In other words, for t between 0 and 15, W[t] is equal to M[t].

Then, for 16 <= t <= 63 (the remaining 48 words) the following recurrence is used:

W[t] = MIX(W[t - 2], W[t - 7], W[t - 15],  W[t - 16])   for 16 <= t <= 63


Such that W[t] depends on W[t - 2], W[t - 7], W[t - 15] and W[t - 16] and MIX is the message schedule function (composed of exclusive-or and bit shifts/rotations). Note that words are guaranteed to have been defined previously as the first 16 words have already been initialized, and the remaining values are then successively calculated.

Here W[t] is just a temporary variable just like any other and is used to improve the compression function's quality, and is called the "message schedule" since it preprocesses the message block.

EDIT: I changed the description to SHA256 as @Henno noted you were actually describing SHA1 (though as he correctly observes, the overall structure remains the same for the two hash functions)

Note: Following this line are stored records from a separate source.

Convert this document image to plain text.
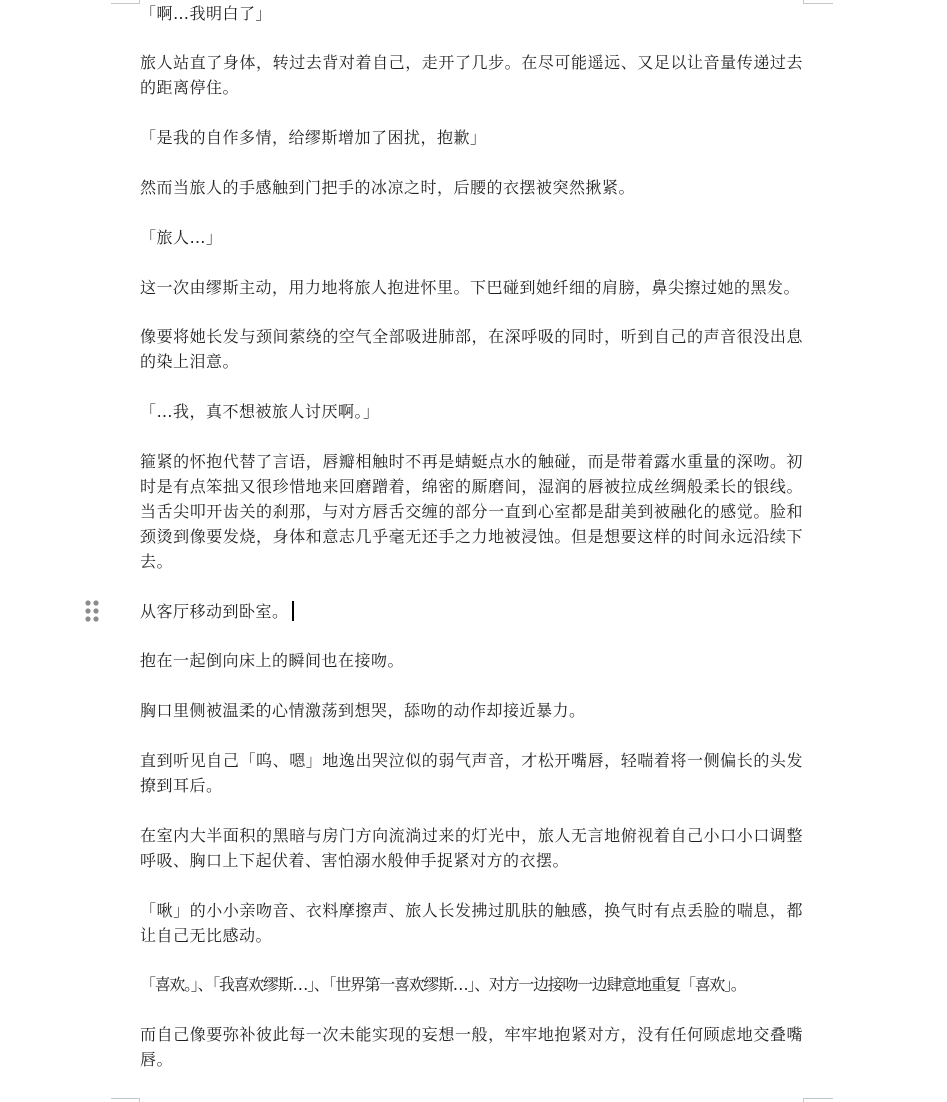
「啊…我明白了」
旅人站直了身体，转过去背对着自己，走开了几步。在尽可能遥远、又足以让音量传递过去
的距离停住。
「是我的自作多情，给缪斯增加了困扰，抱歉」
然而当旅人的手感触到门把手的冰凉之时，后腰的衣摆被突然揪紧。
「旅人…」
这一次由缪斯主动，用力地将旅人抱进怀里。下巴碰到她纤细的肩膀，鼻尖擦过她的黑发。
像要将她长发与颈间萦绕的空气全部吸进肺部，在深呼吸的同时，听到自己的声音很没出息
的染上泪意。
「…我，真不想被旅人讨厌啊。」
箍紧的怀抱代替了言语，唇瓣相触时不再是蜻蜓点水的触碰，而是带着露水重量的深吻。初
时是有点笨拙又很珍惜地来回磨蹭着，绵密的厮磨间，湿润的唇被拉成丝绸般柔长的银线。
当舌尖叩开齿关的刹那，与对方唇舌交缠的部分一直到心室都是甜美到被融化的感觉。脸和
颈烫到像要发烧，身体和意志几乎毫无还手之力地被浸蚀。但是想要这样的时间永远沿续下
去。
从客厅移动到卧室。
抱在一起倒向床上的瞬间也在接吻。
胸口里侧被温柔的心情激荡到想哭，舔吻的动作却接近暴力。
直到听见自己「呜、嗯」地逸出哭泣似的弱气声音，才松开嘴唇，轻喘着将一侧偏长的头发
撩到耳后。
在室内大半面积的黑暗与房门方向流淌过来的灯光中，旅人无言地俯视着自己小口小口调整
呼吸、胸口上下起伏着、害怕溺水般伸手捉紧对方的衣摆。
「啾」的小小亲吻音、衣料摩擦声、旅人长发拂过肌肤的触感，换气时有点丢脸的喘息，都
让自己无比感动。
「喜欢。」、「我喜欢缪斯…」、「世界第一喜欢缪斯…」、对方一边接吻一边肆意地重复「喜欢」。
而自己像要弥补彼此每一次未能实现的妄想一般，牢牢地抱紧对方，没有任何顾虑地交叠嘴
唇。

You are looking at the SHA-1 specification, not the SHA-256 one. You are quoting pages 15,16 in the PDF you linked to. The remarks Thomas made also apply to SHA-256 though: the message block of 16 32-bit words is expanded to an auxiliary array of 64 (because we have 64 rounds, and we use one of the $W[t]$ in each round) 32-bit words. Then page 19 has the corresponding message schedule for computing the $W[t]$ for $1 <= t <= 64$. On end page 19, start page 20 you then see each $W[t]$ being used in its own round. Note that SHA-1, SHA-256, SHA-384 and SHA-512 all have the same abstract structure.